Eine vor der Verbreitung von Kühlschränken gebräuchliche Konservierungsmethode, z. B. zum Einlegen von Eiern, beruht ebenfalls auf Wasserglas: Man rührt eine gewisse Menge der Alkalisilikatlösung in Wasser und schlägt die Mischung mit einem Schneebesen auf. Nach einer Weile wird die Lösung dann gallertartig/halbfest.

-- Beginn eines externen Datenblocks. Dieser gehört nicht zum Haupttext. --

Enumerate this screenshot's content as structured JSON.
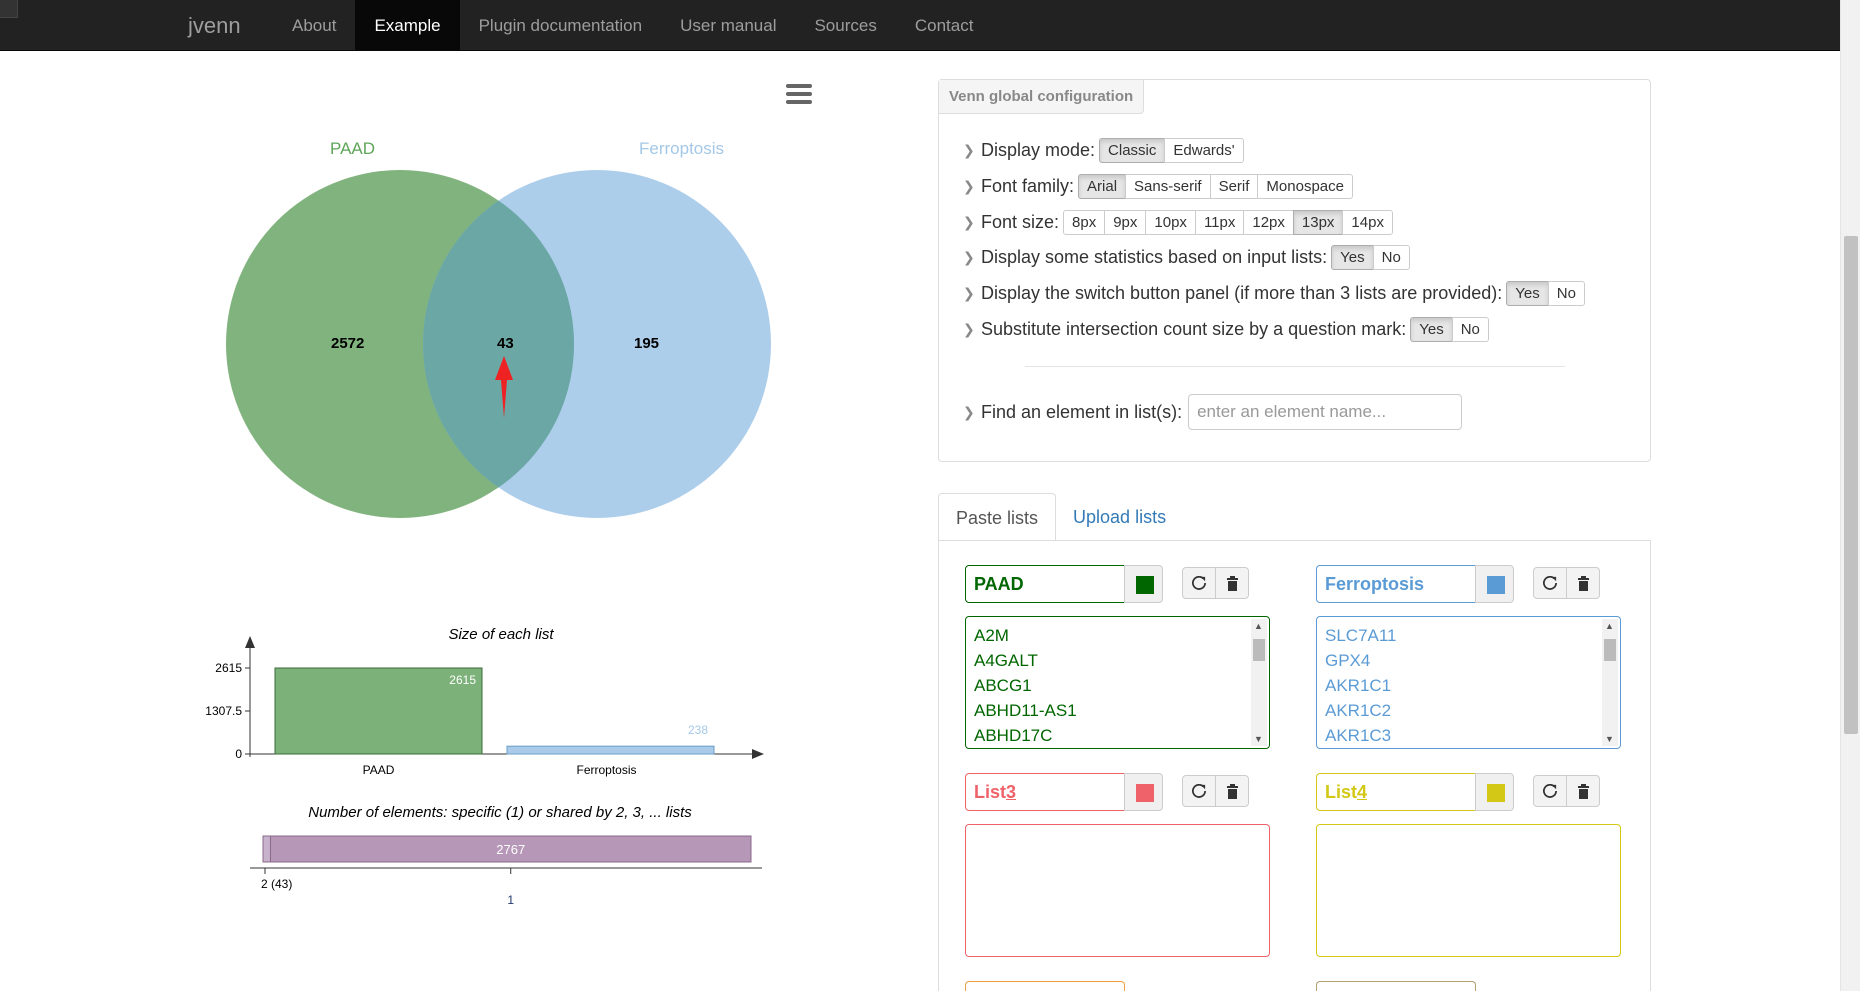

Ende des zwanzigsten Jahrhunderts wurde Wasserglas (vor allem als Natriumsilikat) oft in „magischen Kristallgärten“ benutzt. Dazu wurde Wasserglas mit verschiedenen Metallsalzkristallen vermischt, wobei farbige, stängelartige Gebilde aus den Kristallen herauswuchsen. Chemisch gesehen ist dies eine Folge der Polymerisation der Natriumsilikationen unter Einfluss der als Lewissäuren dienenden Metallionen; die Farbe der Gebilde entsteht durch die Substitution der Natriumionen durch andere Schwermetallionen. Die farbigen Fortsätze können sowohl Stalaktit- oder Stalagmit-ähnlich sein, abhängig davon, ob die Kristalle nach unten sinken oder auf der Oberfläche schweben. Dazu ist zu bemerken, dass die Gebilde den angegebenen Tropfsteinformationen nur in der Form ähneln, und dass in diesem Fall die Verteilung (oben/unten) vertauscht ist. Das Streben dieser Strukturen nach oben zu wachsen entsteht dadurch, dass das Polymer wie eine semipermeable Membran agiert, welche die hochkonzentrierte Metallsalzlösung einschließt; das Wachstum entsteht dementsprechend durch ein kontinuierliches 'Platzen' dieser Membran, an der Stelle wo sie am dünnsten ist (oben).